Articles: The Days of DDT and Roses

As part of our continuing celebration of silver, honoring twenty-five years of Pacific Horticulture, our editor offers some thoughts on the origins of the magazine and its contribution to Western horticulture. This is the first of two articles.

In the Journal of the California Horticultural Society, a precursor to Pacific Horticulture launched in 1940, a record can be found of changes in Western gardening brought about by weather patterns, war, technology, the local economy, global ecology, and the vagaries of fashion. From its pages, I have an impression of innovations throughout the twentieth‑century and how they affected gardening and horticulture. Among the changes was a transition from preoccupation with the science and technology of plant breeding and disease control, to a greater interest in what nature herself has to offer gardeners. This should not astonish us; after all, it follows a general movement towards the use of organic methods among gardeners and increasing environmental concern among Americans at large. Much was written in early issues of the Journal on hybridizing daffodils, primulas, delphiniums, and other popular garden plants, but by the 1970s gardeners were inclined to stand back and let the plants get on with it. Pollination, discussed in the Journal by John Kipping, a naturalist, was by then more generally accepted as a natural function of plants and insects that gardeners were reluctant to discourage.

In 1940, the first year of the Journal, a daffodil conference was reported that attracted attendees from Oregon and British Columbia, as well as from Northern and Southern California. Lockwood and Elizabeth de Forest, of Santa Barbara, spoke on using daffodils in the garden; Grant Mitsch a nurseryman from Oregon, spoke on new daffodil varieties; others contributed on hybridizing, and on controlling pests and diseases. During the discussion that followed, most time was devoted to hybridizing and disease control; a contributor explained that growers in Washington were attempting to control narcissus fly with an oil emulsion spray containing lead arsenate.

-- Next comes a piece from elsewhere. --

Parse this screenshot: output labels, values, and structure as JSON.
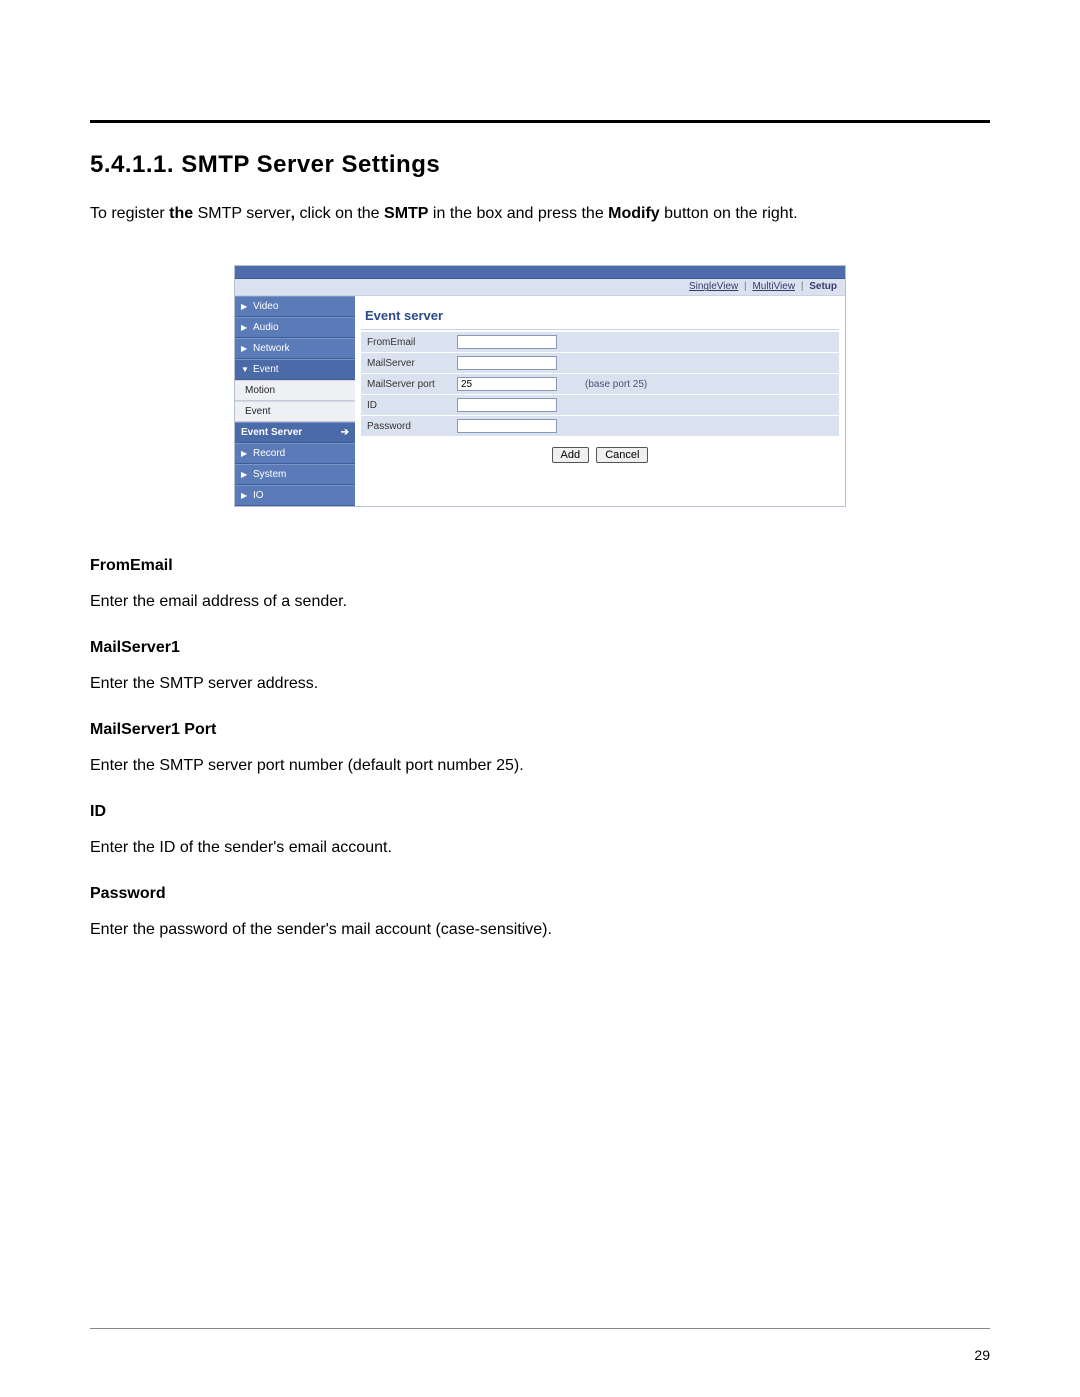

The insecticide known as DDT was patented in Switzerland by JR Geigy in 1940, and in the US in 1943. In July 1946, EO Essig, entomologist at the University of California, Berkeley, among other contributors lauding the new insecticide, described DDT’s benefits for gardeners in the Journal. He ended with this chilling sentence: “Many birds are readily killed by eating insects that have been poisoned by consuming DDT.” Nevertheless, here, as everywhere else, its arrival was greeted with enthusiasm, and Paul Mueller, who first recognized the insecticidal properties of DDT, was awarded the Nobel Prize (Medicine) in 1948. But dead birds and other unanticipated effects of DDT’s use caused widespread alarm. The publication in 1962 of Rachel Carson’s Silent Spring marked the beginning of the end for the Geigy company’s bonanza; in it Carson condemned DDT for its damage to wildlife and the environment in general. Between 1970 and 1980 the dangers of DDT were universally recognized, and its use was eliminated in all but Third World countries.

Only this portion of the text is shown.